When you look into the faces of those sitting in the waiting room with you waiting to hear their name called to go back for the next scan or imaging you don’t focus on the color of their skin, the kind of clothes they wear, or how they talk. You look past all that to understand that you share a common ground. That common ground that brought you here is cancer. In this waiting room you sense the same desperation even if no one speaks a word. One may be loud and somewhat boisterous, another may be quiet and reserve. One may be wearing cut off jeans with precut holes while another is wearing khakis and a polo. One may be bald while another has rainbow colored hair but all share a common desperation just look into their eyes.
As you look into the eyes of those that sit with you in this waiting room you feel the anxiousness, the anxiety, the dreaded fear of the unknown. In this room everyone has asked themselves a hundred times “what if.” There are many questions and so few answers but that’s okay for we are not alone. We see and begin to under- stand that they are many that walk this journey. We find an unexplainable kind of strength in knowing we do not sit here alone.

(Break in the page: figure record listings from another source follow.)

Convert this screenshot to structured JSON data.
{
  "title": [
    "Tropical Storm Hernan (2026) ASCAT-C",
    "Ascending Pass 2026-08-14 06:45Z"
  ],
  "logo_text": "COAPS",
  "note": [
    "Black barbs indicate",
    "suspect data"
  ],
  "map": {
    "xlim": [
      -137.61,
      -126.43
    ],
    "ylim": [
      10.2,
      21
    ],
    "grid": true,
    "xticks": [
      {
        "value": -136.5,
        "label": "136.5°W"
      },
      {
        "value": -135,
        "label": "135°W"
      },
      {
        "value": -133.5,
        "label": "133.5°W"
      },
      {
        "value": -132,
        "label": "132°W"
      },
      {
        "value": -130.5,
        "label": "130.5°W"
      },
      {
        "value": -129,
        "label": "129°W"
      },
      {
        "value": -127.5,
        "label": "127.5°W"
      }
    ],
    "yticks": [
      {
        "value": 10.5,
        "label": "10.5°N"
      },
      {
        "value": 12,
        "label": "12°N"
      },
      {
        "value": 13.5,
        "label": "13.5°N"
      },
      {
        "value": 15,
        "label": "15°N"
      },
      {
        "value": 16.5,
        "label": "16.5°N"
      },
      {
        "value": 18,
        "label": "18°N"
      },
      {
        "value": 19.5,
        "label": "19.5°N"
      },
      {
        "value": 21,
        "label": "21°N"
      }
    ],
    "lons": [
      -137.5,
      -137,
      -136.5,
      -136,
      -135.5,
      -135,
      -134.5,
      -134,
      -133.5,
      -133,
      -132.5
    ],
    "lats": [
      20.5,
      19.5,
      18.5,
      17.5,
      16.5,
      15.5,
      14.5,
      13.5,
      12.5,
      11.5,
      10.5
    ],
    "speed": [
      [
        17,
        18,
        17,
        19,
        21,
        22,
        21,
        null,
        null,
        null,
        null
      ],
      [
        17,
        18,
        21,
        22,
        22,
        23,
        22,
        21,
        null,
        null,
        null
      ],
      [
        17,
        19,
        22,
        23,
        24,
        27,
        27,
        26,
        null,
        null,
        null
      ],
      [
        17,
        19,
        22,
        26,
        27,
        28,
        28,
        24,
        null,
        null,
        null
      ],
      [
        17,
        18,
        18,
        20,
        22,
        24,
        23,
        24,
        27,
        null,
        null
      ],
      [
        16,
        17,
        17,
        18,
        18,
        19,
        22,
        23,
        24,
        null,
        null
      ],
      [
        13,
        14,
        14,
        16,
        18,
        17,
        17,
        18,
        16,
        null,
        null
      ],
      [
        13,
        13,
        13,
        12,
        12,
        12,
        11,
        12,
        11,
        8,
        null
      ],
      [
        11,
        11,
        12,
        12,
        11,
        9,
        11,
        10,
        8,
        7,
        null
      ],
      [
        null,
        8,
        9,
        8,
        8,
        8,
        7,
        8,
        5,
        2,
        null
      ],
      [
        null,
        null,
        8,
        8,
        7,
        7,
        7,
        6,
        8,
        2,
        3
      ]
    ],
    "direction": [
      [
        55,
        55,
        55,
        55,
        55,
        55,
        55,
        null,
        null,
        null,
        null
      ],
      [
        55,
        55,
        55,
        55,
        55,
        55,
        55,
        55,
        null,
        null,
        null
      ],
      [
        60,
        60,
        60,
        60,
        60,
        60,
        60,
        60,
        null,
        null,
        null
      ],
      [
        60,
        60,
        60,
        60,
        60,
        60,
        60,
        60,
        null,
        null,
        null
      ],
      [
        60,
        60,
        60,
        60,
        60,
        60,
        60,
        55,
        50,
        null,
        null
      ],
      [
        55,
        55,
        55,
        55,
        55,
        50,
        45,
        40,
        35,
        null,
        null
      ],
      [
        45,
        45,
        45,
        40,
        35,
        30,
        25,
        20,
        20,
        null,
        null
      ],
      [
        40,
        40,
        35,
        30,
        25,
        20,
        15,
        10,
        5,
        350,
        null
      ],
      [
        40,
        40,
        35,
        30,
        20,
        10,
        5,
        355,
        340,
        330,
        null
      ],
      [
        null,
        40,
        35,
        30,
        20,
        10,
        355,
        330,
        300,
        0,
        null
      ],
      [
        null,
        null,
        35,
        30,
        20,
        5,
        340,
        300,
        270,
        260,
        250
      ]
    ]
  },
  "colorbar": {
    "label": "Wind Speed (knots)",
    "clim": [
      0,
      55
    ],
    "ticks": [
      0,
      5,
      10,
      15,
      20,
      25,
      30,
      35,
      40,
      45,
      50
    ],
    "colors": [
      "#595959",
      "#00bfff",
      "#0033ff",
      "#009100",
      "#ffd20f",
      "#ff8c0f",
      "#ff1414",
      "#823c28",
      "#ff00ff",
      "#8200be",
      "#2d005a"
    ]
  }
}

For also in this room of desperation there is hope.
Our desperation has brought us together. We are learning and trying to figure out the “new normal” for our lives. But we know we are not alone. We may not know the names of those that share this waiting room with us but in a strong but strange way we know them. Our desperation has brought us together. Our desperation forms a bond and brotherhood/sisterhood that not everyone will understand. But these that sit here waiting on the next test or waiting on the results, those that will take the next treatment or talk with another doctor-they know!
Question: What do you do in your times of desperation?
In today’s study we find two totally different people sharing a common desperation and they both come to Je- sus.
Jesus is our SURE HOPE in our times of desperation. Is JESUS your SURE HOPE?